Il risultato è un unico album, composto da 34 brani per una durata di 60:11 minuti, prodotto da Lakeshore e Invada Records e pubblicato online il 20 ottobre 2017.

  • Walkin' in Hawkins - 2:36
  • Home - 1:50
  • Eulogy - 3:40
  • On the Bus - 2:04
  • Presumptuous - 1:34
  • Eight Fifteen - 1:25
  • The First Lie - 1:14
  • Scars - 1:43
  • I Can Save Them - 1:54
  • Descent into the Rift - 1:26
  • Chicago - 2:54
  • Looking for a Way Out - 1:37
  • Birth/Rescue - 3:21
  • In the Woods - 0:54
  • Digging - 1:06
  • Symptoms - 3:39
  • Eggo in the Snow - 1:01
  • Soldiers - 2:10
  • Choises - 2:01
  • Never Tell - 1:53
  • She Wants Me to Find Her - 2:27
  • Shouldn't Have Lied - 2:56
  • It's a Trap - 2:57
  • Crib - 2:27
  • The Return - 3:21
  • Escape - 1:42
  • We Go Out Tonight - 2:15
  • Connect the Dots - 1:20
  • The Hub - 3:55
  • On Edge - 1:17
  • What Else Did You See? - 1:23
  • Run - 1:20
  • Levitation - 2:08
  • To Be Continued - 2:08

La compilation di Stranger Things (Soundtrack from the Netflix Original Series)

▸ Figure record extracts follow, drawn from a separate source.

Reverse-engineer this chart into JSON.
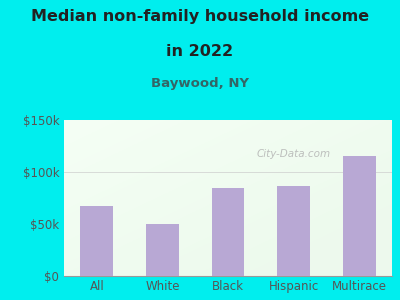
{
  "title_line1": "Median non-family household income",
  "title_line2": "in 2022",
  "subtitle": "Baywood, NY",
  "categories": [
    "All",
    "White",
    "Black",
    "Hispanic",
    "Multirace"
  ],
  "values": [
    67000,
    50000,
    85000,
    87000,
    115000
  ],
  "bar_color": "#b8a8d4",
  "ylim": [
    0,
    150000
  ],
  "yticks": [
    0,
    50000,
    100000,
    150000
  ],
  "ytick_labels": [
    "$0",
    "$50k",
    "$100k",
    "$150k"
  ],
  "bg_outer": "#00EEEE",
  "title_color": "#222222",
  "subtitle_color": "#336666",
  "tick_color": "#555555",
  "watermark": "City-Data.com",
  "title_fontsize": 11.5,
  "subtitle_fontsize": 9.5,
  "tick_fontsize": 8.5
}
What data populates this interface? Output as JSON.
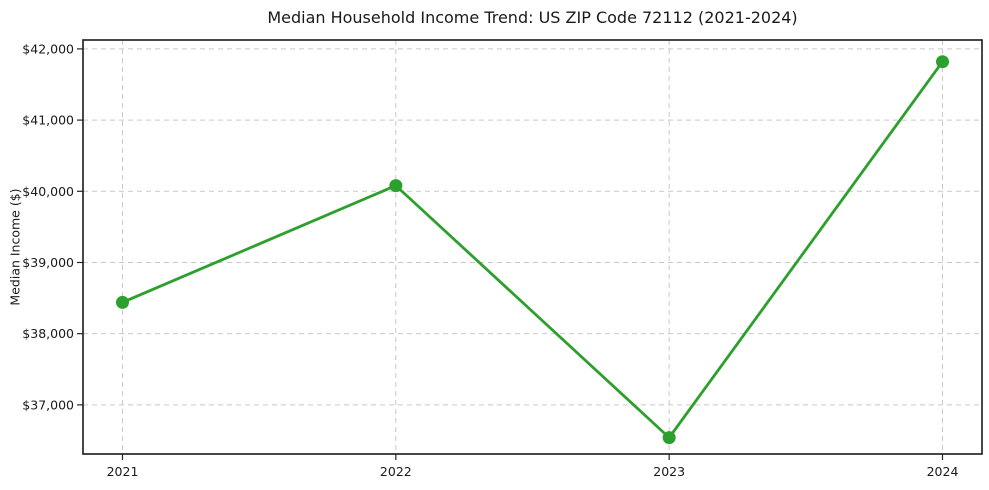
{
  "chart_data": {
    "type": "line",
    "title": "Median Household Income Trend: US ZIP Code 72112 (2021-2024)",
    "xlabel": "",
    "ylabel": "Median Income ($)",
    "x": [
      2021,
      2022,
      2023,
      2024
    ],
    "x_tick_labels": [
      "2021",
      "2022",
      "2023",
      "2024"
    ],
    "series": [
      {
        "name": "Median Household Income",
        "values": [
          38440,
          40080,
          36540,
          41820
        ]
      }
    ],
    "y_ticks": [
      37000,
      38000,
      39000,
      40000,
      41000,
      42000
    ],
    "y_tick_labels": [
      "$37,000",
      "$38,000",
      "$39,000",
      "$40,000",
      "$41,000",
      "$42,000"
    ],
    "ylim": [
      36310,
      42125
    ],
    "grid": true,
    "grid_style": "dashed",
    "legend": "none",
    "line_color": "#2ca02c",
    "marker_color": "#2ca02c",
    "marker": "circle",
    "grid_color": "#c9c9c9",
    "background_color": "#ffffff"
  }
}
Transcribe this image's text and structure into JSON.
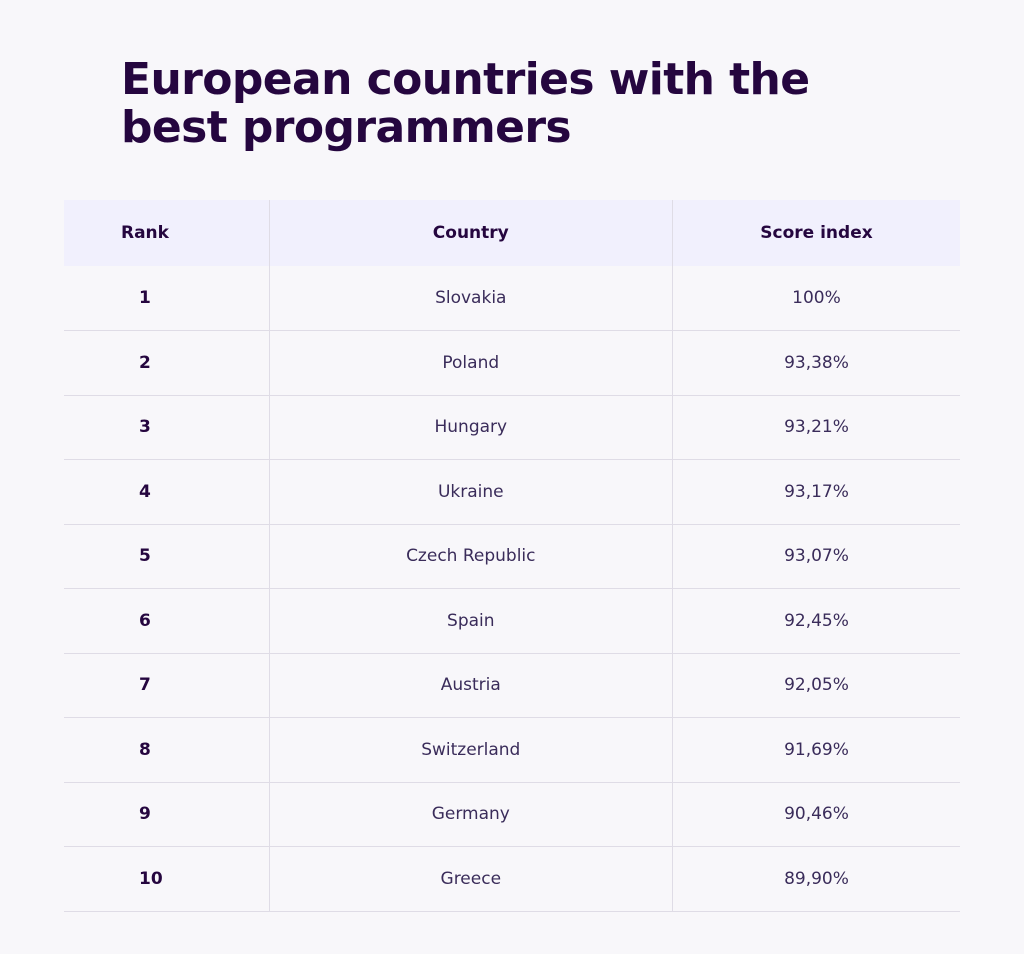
{
  "title": "European countries with the best programmers",
  "chart_data": {
    "type": "table",
    "title": "European countries with the best programmers",
    "columns": [
      "Rank",
      "Country",
      "Score index"
    ],
    "rows": [
      {
        "rank": "1",
        "country": "Slovakia",
        "score": "100%"
      },
      {
        "rank": "2",
        "country": "Poland",
        "score": "93,38%"
      },
      {
        "rank": "3",
        "country": "Hungary",
        "score": "93,21%"
      },
      {
        "rank": "4",
        "country": "Ukraine",
        "score": "93,17%"
      },
      {
        "rank": "5",
        "country": "Czech Republic",
        "score": "93,07%"
      },
      {
        "rank": "6",
        "country": "Spain",
        "score": "92,45%"
      },
      {
        "rank": "7",
        "country": "Austria",
        "score": "92,05%"
      },
      {
        "rank": "8",
        "country": "Switzerland",
        "score": "91,69%"
      },
      {
        "rank": "9",
        "country": "Germany",
        "score": "90,46%"
      },
      {
        "rank": "10",
        "country": "Greece",
        "score": "89,90%"
      }
    ]
  },
  "colors": {
    "background": "#f8f7fa",
    "header_background": "#f1f0fd",
    "title": "#25063f",
    "divider": "#dfdce6"
  }
}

Oltre che dalle musiche originali firmate da Kyle Dixon e Michael Stein dei Survive, la colonna sonora di Stranger Things è composta anche da un mix di brani degli anni '70 e '80.

I vari pezzi (tra cui ci sono Every Breath You Take dei Police, Should I Stay or Should I Go dei Clash, Runway dei Bon Jovi) sono stati raccolti in una compilation e mixati a brevi momenti di parlato estrapolati dalla prima e dalla seconda stagione.

L'album è stato pubblicato il 27 ottobre 2017 da Legacy Recordings, in contemporanea con il rilascio dei nuovi episodi.

Stranger Things 2: l'Easter egg di Spotify

Le atmosfere sono grandi protagoniste di Stranger Things. Basta sentire la voce di Will uscire distorta dal walkie talkie mentre canta Should I Stay or Should i Go o vedere le luci delle torce di Joyce e dello Sceriffo Hopper che fendono l'oscurità lattiginosa del Sottosopra per ritrovarsi dentro la serie.

Ma con Spotify l'esperienza diventa ancora più immersiva. La piattaforma di streaming on demand ha voluto rendere omaggio alla storia dei Duffer Brothers regalando ai fan un fantastico Easter egg.

Basta selezionare uno degli album della colonna sonora della prima o della seconda stagione (non la compilation), cliccare su play e attendere qualche istante per... entrare (letteralmente) nel mondo di Undici e dei suoi amici!

Siete pronti ad affrontare il Mind Flayer?